Sunday afternoon, just after 2:00, and the baby is asleep though probably for not much longer. I read for a while in the rocking chair by the window, listening to the sounds of cars passing by on a day that feels just enough like spring, and then put the book down and look around my house.
It is small, cozy, full of adorable baby things: a little jacket on a hook by the front door; a pop-up nylon ball pit with a toddler-sized basketball hoop hanging from it; toys, almost all in primary colors, stacked haphazardly upon one another; stuffed animals, crowding together in a gray-and-white basket, waiting to be chosen.
I take a breath: this is my home, and it is the home I have made for someone else, the smallest and most precious of people.
Lately, I have been thinking about dreams.
All my life, I have wanted to be a writer, in that way that means I am paid for it, recognized for it, not just committed to it. The latter point, I think I’ve got that down: I write for creative purposes almost every day, and at times I’ve produced stories and even novels, which I am bad about revisiting and editing. I’ve been published here and there, essays and fiction, though such appearances in print are rare.
I’m convinced that I will write for the rest of my life; it’s the way that I make sense of the world, and it’s the way that I ground myself when that same world threatens to wrap me up or perhaps blow me away. Yet I’ve been re-considering that idea of “being” a writer. Even though I’ve been able, four or five times, to sit down in the month of November and produce a story of more than 50,000 words, I’m not certain I have the – what? – drive/determination/focus/chutzpah needed to take one of those and make it into something other people would actually read. I worry sometimes I am too much a dreamer first to make such a thing happen.

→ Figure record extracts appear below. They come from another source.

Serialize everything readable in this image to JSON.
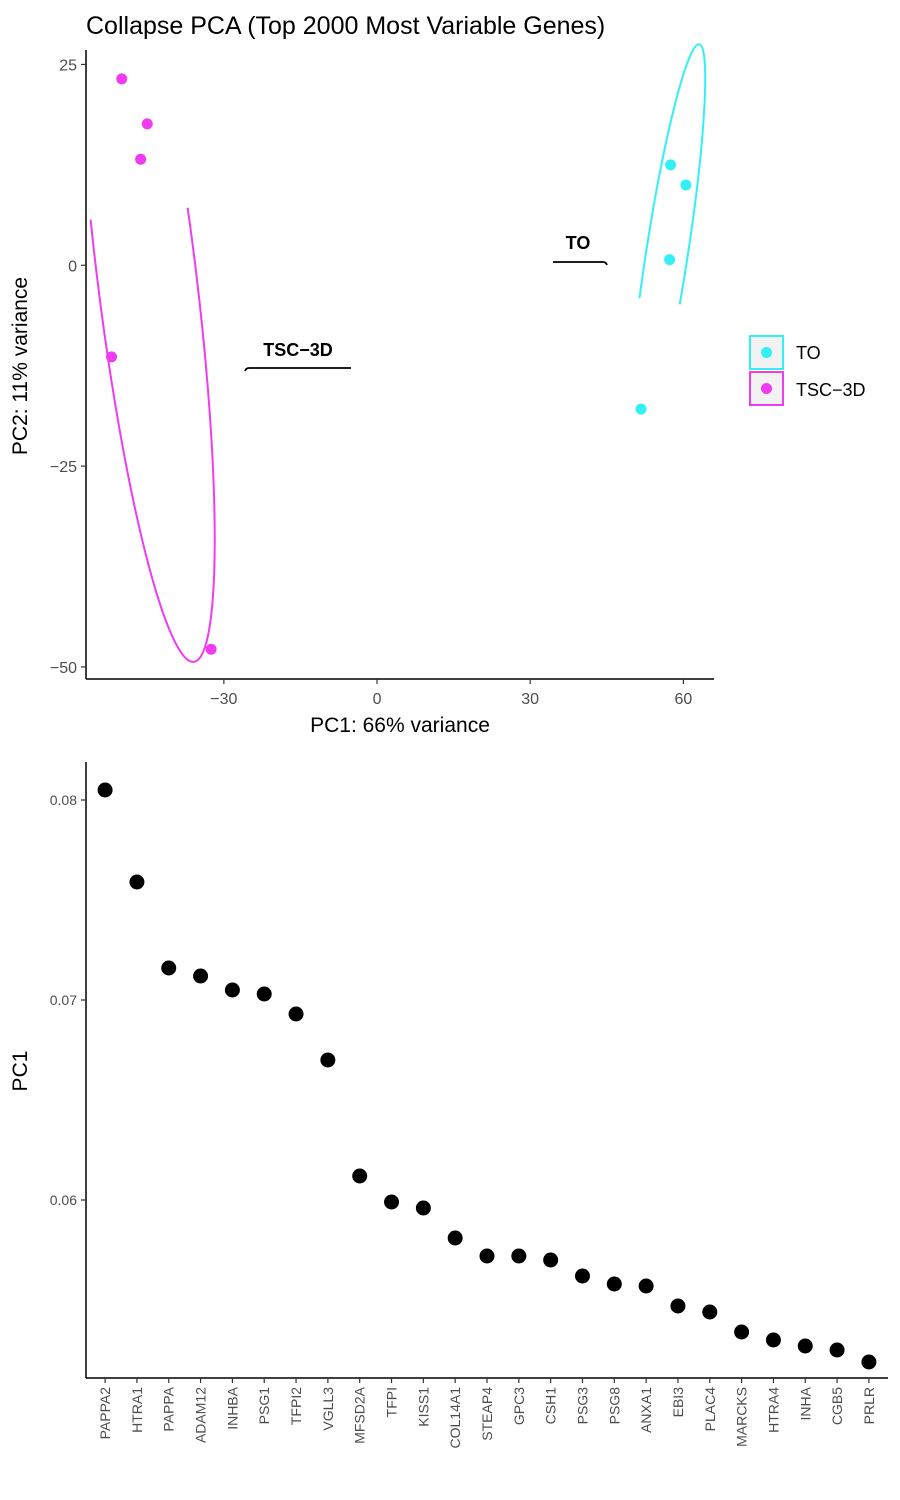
{
  "colors": {
    "TO": "#33F0F5",
    "TSC-3D": "#F03CF0",
    "points": "#000000"
  },
  "chart_data": [
    {
      "type": "scatter",
      "title": "Collapse PCA (Top 2000 Most Variable Genes)",
      "xlabel": "PC1: 66% variance",
      "ylabel": "PC2: 11% variance",
      "xlim": [
        -57,
        66
      ],
      "ylim": [
        -51.5,
        26.8
      ],
      "xticks": [
        -30,
        0,
        30,
        60
      ],
      "xtick_labels": [
        "−30",
        "0",
        "30",
        "60"
      ],
      "yticks": [
        25,
        0,
        -25,
        -50
      ],
      "ytick_labels": [
        "25",
        "0",
        "−25",
        "−50"
      ],
      "grid": false,
      "legend_position": "right",
      "series": [
        {
          "name": "TO",
          "label": "TO",
          "color": "#33F0F5",
          "points": [
            [
              57.5,
              12.5
            ],
            [
              60.5,
              10
            ],
            [
              57.3,
              0.7
            ],
            [
              51.7,
              -17.9
            ]
          ]
        },
        {
          "name": "TSC-3D",
          "label": "TSC−3D",
          "color": "#F03CF0",
          "points": [
            [
              -50,
              23.2
            ],
            [
              -45,
              17.6
            ],
            [
              -46.3,
              13.2
            ],
            [
              -52,
              -11.4
            ],
            [
              -32.5,
              -47.8
            ]
          ]
        }
      ],
      "legend": [
        "TO",
        "TSC−3D"
      ]
    },
    {
      "type": "scatter",
      "title": "",
      "xlabel": "",
      "ylabel": "PC1",
      "ylim": [
        0.0511,
        0.0819
      ],
      "yticks": [
        0.08,
        0.07,
        0.06
      ],
      "ytick_labels": [
        "0.08",
        "0.07",
        "0.06"
      ],
      "grid": false,
      "categories": [
        "PAPPA2",
        "HTRA1",
        "PAPPA",
        "ADAM12",
        "INHBA",
        "PSG1",
        "TFPI2",
        "VGLL3",
        "MFSD2A",
        "TFPI",
        "KISS1",
        "COL14A1",
        "STEAP4",
        "GPC3",
        "CSH1",
        "PSG3",
        "PSG8",
        "ANXA1",
        "EBI3",
        "PLAC4",
        "MARCKS",
        "HTRA4",
        "INHA",
        "CGB5",
        "PRLR"
      ],
      "values": [
        0.0805,
        0.0759,
        0.0716,
        0.0712,
        0.0705,
        0.0703,
        0.0693,
        0.067,
        0.0612,
        0.0599,
        0.0596,
        0.0581,
        0.0572,
        0.0572,
        0.057,
        0.0562,
        0.0558,
        0.0557,
        0.0547,
        0.0544,
        0.0534,
        0.053,
        0.0527,
        0.0525,
        0.0519
      ]
    }
  ]
}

In Stephen King’s wonderful book “On Writing,” he talks about how being a reader is part of being a writer. He encourages people to carry a book with them everywhere, in order to take up reading when time might otherwise stand still: in a line, waiting for a movie or game to start. That instruction has stuck with me for years, and I still think of it when I’m in the midst of a choice on a random Sunday afternoon: to read, or to write? Today, apparently, given the baby’s stretch of slumber and my house already somewhat cleaned, I am doing both.

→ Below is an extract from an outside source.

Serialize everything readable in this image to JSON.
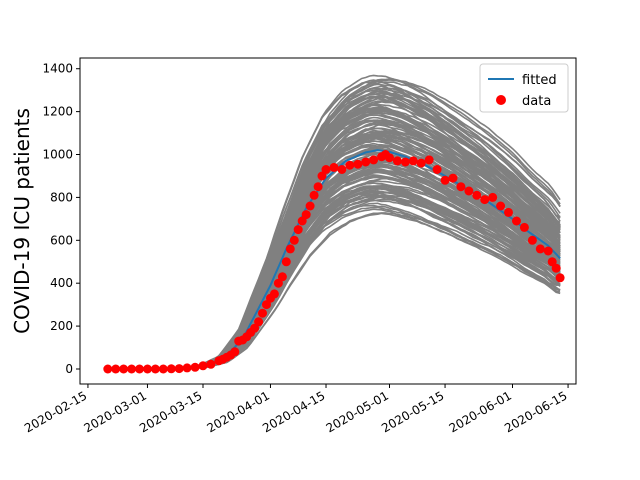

I wonder what it would be, to release the hopes of publication, to let go of the idea of turning my observations about life into words that connected people to one another. What would it be like, to write with my full heart, and my hopes nowhere attached to the words that came? Initially, I think of that with fear; this is a thing I have always wanted, that I have worked towards as I have been able to, though sometimes in fits and starts.
Yet maybe there is expansiveness in such a release. Maybe there could even be a type of home, waiting to be built, alongside the toys of primary colors, alongside the soft stuffed animals, alongside the other dreams that have come so beautifully true.